Август, словно лев, тряхнул гривастой головой и отпустил петровскую шпагу.

– А она… права! – мастерски изобразив пьяную икоту, сказал он и украдкой метнул на Екатерину пытливый взгляд. – Простите, сударыня, язык плохо меня слушается сегодня…

– Зато, Ваше Величество, вас очень хорошо слушаются руки… – Екатерина произнесла эти слова очень серьезно и укоризненно. А затем, сама испугавшись своей откровенности, игриво указала королю на одну из свернутых в трубочку серебряных тарелок и добавила почти кокетливо: – Пожалейте посуду, Саксонский Геркулес!

– Что ее жалеть, Катя? – медленно отходя от бешенства, презрительно бросил Петр. – Все в этом замке принадлежит нашему другу Августу.

– И все – в распоряжении Вашего Величества и его прекрасной подруги! – галантно добавил Август. Он снова надел прежнюю маску и превратился в любезного хозяина.

– Прекрасной? Ишь ты, заметил! – сердито буркнул Петр. – Ты, саксонец, лучше своих паненок замечай – вон у тебя их сколько, на любой вкус! А я – государь скромный, со мной вон – одна Катя…

– Одна звезда способна затмить своим сиянием блеск сотни алмазов! – воскликнул Август с такой горячностью, словно Екатерина была его возлюбленной и ему предстояло зачем-то доказать ее совершенство всему миру. – У меня было десять… двадцать… Нет, тридцать возлюбленных! И красавица графиня Коссель, и прекрасная Аврора Кенигсмарк, и чаровница Марыся… И еще много достойных и обворожительных дам, имена которых пусть сохранит история, а не моя память…

Екатерина поняла, что гимн Амуру в исполнении короля необходимо срочно оборвать, а то он неизбежно закончится вознесением на звездный небосклон ее собственной скромной персоны, затмившей на этот вечер для любвеобильного саксонца блеск всех его тридцати алмазов. Петр Алексеевич был слишком прям душою и слишком уверен в своих силах, чтобы расточать ей комплименты, но свое право обладания ею охранял зорко и приходил в бешенство от любых попыток других мужчин оказывать его спутнице самые безобидные знаки внимания. То, что может случиться, будет даже пострашнее попытки сломать полтавскую шпагу!

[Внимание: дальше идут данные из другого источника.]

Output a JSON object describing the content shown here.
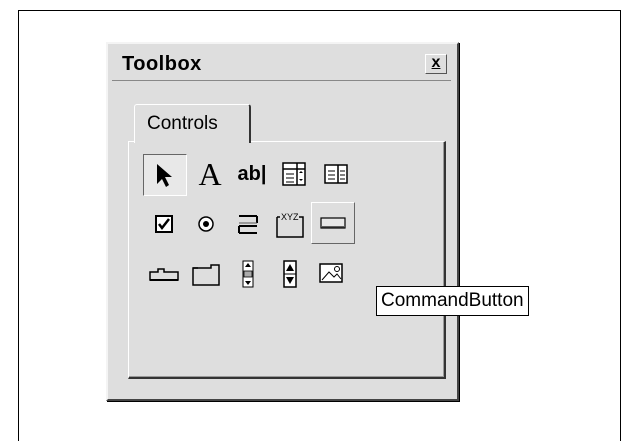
{
  "window": {
    "title": "Toolbox",
    "close_glyph": "x"
  },
  "tabs": [
    {
      "label": "Controls",
      "selected": true
    }
  ],
  "tools": [
    {
      "name": "pointer-tool",
      "icon": "arrow-pointer-icon",
      "state": "pressed"
    },
    {
      "name": "label-tool",
      "icon": "label-a-icon",
      "glyph": "A"
    },
    {
      "name": "textbox-tool",
      "icon": "textbox-icon",
      "glyph": "ab|"
    },
    {
      "name": "combobox-tool",
      "icon": "combobox-icon"
    },
    {
      "name": "listbox-tool",
      "icon": "listbox-icon"
    },
    {
      "name": "checkbox-tool",
      "icon": "checkbox-icon"
    },
    {
      "name": "optionbutton-tool",
      "icon": "radio-button-icon"
    },
    {
      "name": "togglebutton-tool",
      "icon": "toggle-button-icon"
    },
    {
      "name": "frame-tool",
      "icon": "frame-icon",
      "glyph": "XYZ"
    },
    {
      "name": "commandbutton-tool",
      "icon": "command-button-icon",
      "state": "hover"
    },
    {
      "name": "tabstrip-tool",
      "icon": "tabstrip-icon"
    },
    {
      "name": "multipage-tool",
      "icon": "multipage-icon"
    },
    {
      "name": "scrollbar-tool",
      "icon": "scrollbar-icon"
    },
    {
      "name": "spinbutton-tool",
      "icon": "spinbutton-icon"
    },
    {
      "name": "image-tool",
      "icon": "image-icon"
    }
  ],
  "tooltip": {
    "text": "CommandButton"
  }
}
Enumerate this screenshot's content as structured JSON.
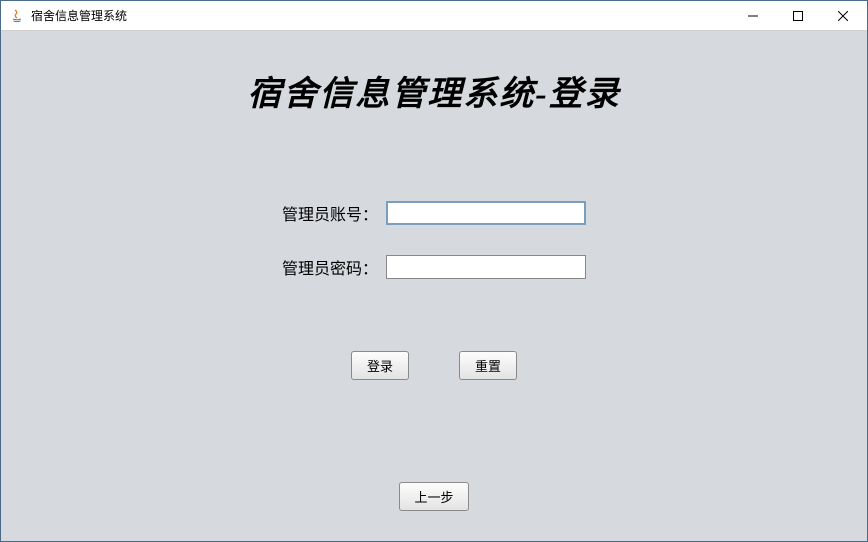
{
  "window": {
    "title": "宿舍信息管理系统"
  },
  "heading": "宿舍信息管理系统-登录",
  "form": {
    "username_label": "管理员账号：",
    "username_value": "",
    "password_label": "管理员密码：",
    "password_value": ""
  },
  "buttons": {
    "login": "登录",
    "reset": "重置",
    "back": "上一步"
  }
}
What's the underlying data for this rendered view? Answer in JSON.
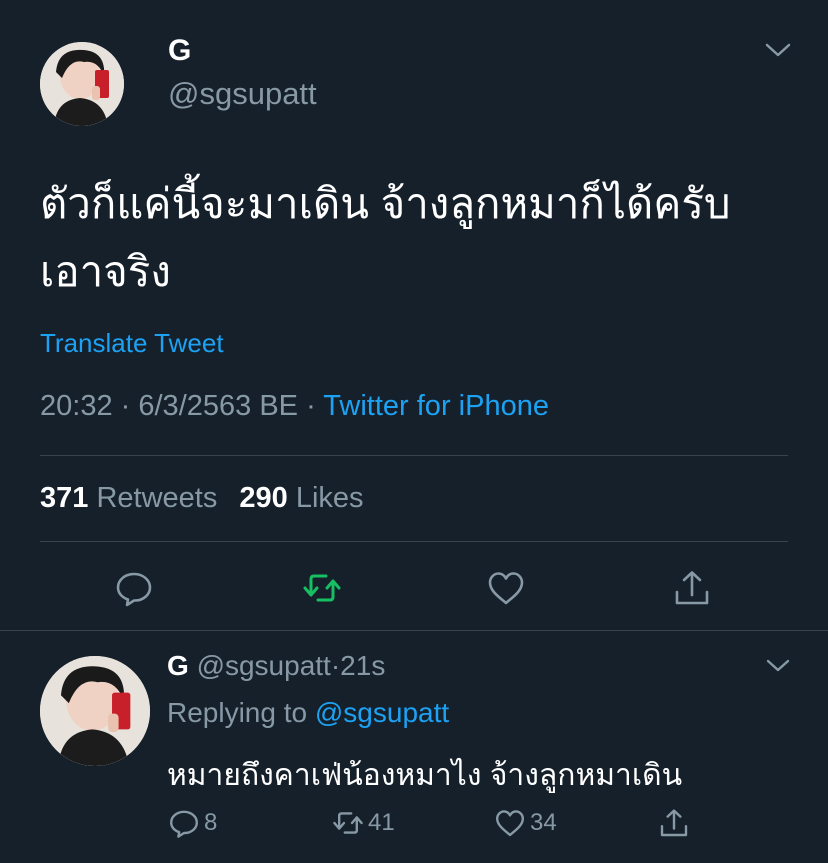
{
  "main_tweet": {
    "display_name": "G",
    "handle": "@sgsupatt",
    "text_line1": "ตัวก็แค่นี้จะมาเดิน จ้างลูกหมาก็ได้ครับ",
    "text_line2": "เอาจริง",
    "translate_label": "Translate Tweet",
    "time": "20:32",
    "date": "6/3/2563 BE",
    "separator": "·",
    "source": "Twitter for iPhone",
    "retweets_count": "371",
    "retweets_label": "Retweets",
    "likes_count": "290",
    "likes_label": "Likes",
    "icons": {
      "reply": "reply-icon",
      "retweet": "retweet-icon",
      "like": "heart-icon",
      "share": "share-icon",
      "more": "chevron-down-icon"
    }
  },
  "reply_tweet": {
    "display_name": "G",
    "handle": "@sgsupatt",
    "separator": "·",
    "age": "21s",
    "replying_prefix": "Replying to",
    "replying_handle": "@sgsupatt",
    "text": "หมายถึงคาเฟ่น้องหมาไง จ้างลูกหมาเดิน",
    "reply_count": "8",
    "retweet_count": "41",
    "like_count": "34"
  },
  "colors": {
    "background": "#15202b",
    "text": "#ffffff",
    "muted": "#8899a6",
    "link": "#1da1f2",
    "retweeted": "#17bf63",
    "divider": "#38444d"
  }
}
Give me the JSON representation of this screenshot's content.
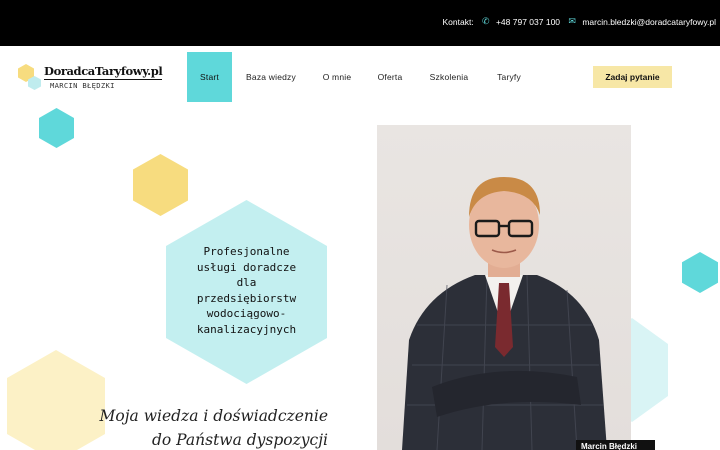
{
  "topbar": {
    "contact_label": "Kontakt:",
    "phone_icon": "phone-icon",
    "phone": "+48 797 037 100",
    "mail_icon": "mail-icon",
    "email": "marcin.bledzki@doradcataryfowy.pl"
  },
  "logo": {
    "brand": "DoradcaTaryfowy.pl",
    "subtitle": "MARCIN BŁĘDZKI"
  },
  "nav": {
    "items": [
      {
        "label": "Start",
        "active": true
      },
      {
        "label": "Baza wiedzy",
        "active": false
      },
      {
        "label": "O mnie",
        "active": false
      },
      {
        "label": "Oferta",
        "active": false
      },
      {
        "label": "Szkolenia",
        "active": false
      },
      {
        "label": "Taryfy",
        "active": false
      }
    ]
  },
  "cta": {
    "label": "Zadaj pytanie"
  },
  "hero": {
    "lines": [
      "Profesjonalne",
      "usługi doradcze",
      "dla",
      "przedsiębiorstw",
      "wodociągowo-",
      "kanalizacyjnych"
    ],
    "tagline_1": "Moja wiedza i doświadczenie",
    "tagline_2": "do Państwa dyspozycji"
  },
  "photo": {
    "caption": "Marcin Błędzki"
  },
  "colors": {
    "accent_cyan": "#5fd8da",
    "light_cyan": "#c3eff0",
    "accent_yellow": "#f7dc7f",
    "light_yellow": "#fcf1c6",
    "topbar": "#000000"
  }
}
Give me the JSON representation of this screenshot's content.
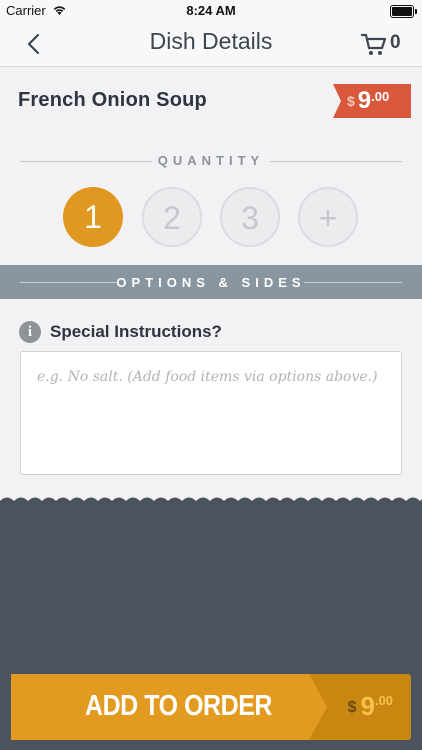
{
  "status_bar": {
    "carrier": "Carrier",
    "time": "8:24 AM"
  },
  "nav": {
    "title": "Dish Details",
    "cart_count": "0"
  },
  "dish": {
    "name": "French Onion Soup",
    "price_currency": "$",
    "price_int": "9",
    "price_cents": ".00",
    "price_tag_color": "#d9573a"
  },
  "quantity": {
    "label": "QUANTITY",
    "options": [
      "1",
      "2",
      "3",
      "+"
    ],
    "selected": "1",
    "accent": "#e09820"
  },
  "options_bar": {
    "label": "OPTIONS & SIDES"
  },
  "instructions": {
    "label": "Special Instructions?",
    "placeholder": "e.g. No salt. (Add food items via options above.)",
    "value": ""
  },
  "add_button": {
    "label": "ADD TO ORDER",
    "price_currency": "$",
    "price_int": "9",
    "price_cents": ".00"
  },
  "icons": [
    "wifi-icon",
    "battery-icon",
    "back-chevron-icon",
    "cart-icon",
    "info-icon"
  ]
}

– Тридцать возлюбленных? – с притворным ужасом ахнула Екатерина, перебивая велеречивого Августа. – Боюсь, Ваше Величество, вы ни одну из них не любили!

– Еще как любил! – Август стремительно вскочил, и его кресло с грохотом полетело на пол. – Я могу это доказать! Прямо сейчас!

С этими словами великан вдруг грянулся на колени перед Екатериной и предпринял пылкую, но не очень ловкую попытку обнять ее колени. Молодая женщина, готовая к подобного рода неожиданностям, ловко увернулась и укрылась за широкой спиной Петра: иного движения венценосный будущий супруг никогда не простил бы ей… Настала пора Петру распрямиться во весь свой исполинский рост. Продолжавший нелепо стоять на коленях пьяный польский король теперь оказался как бы в позе покорного просителя у ног великого государя огромной северной страны.

– Кому это и что ты вознамерился доказывать?! – с неподдельным гневом вопросил Петр. – Моей Кате?! Да ты не Ивашки Хмельницкого упился, а ядовитой белены объелся, король! Поди, дурак, проспись!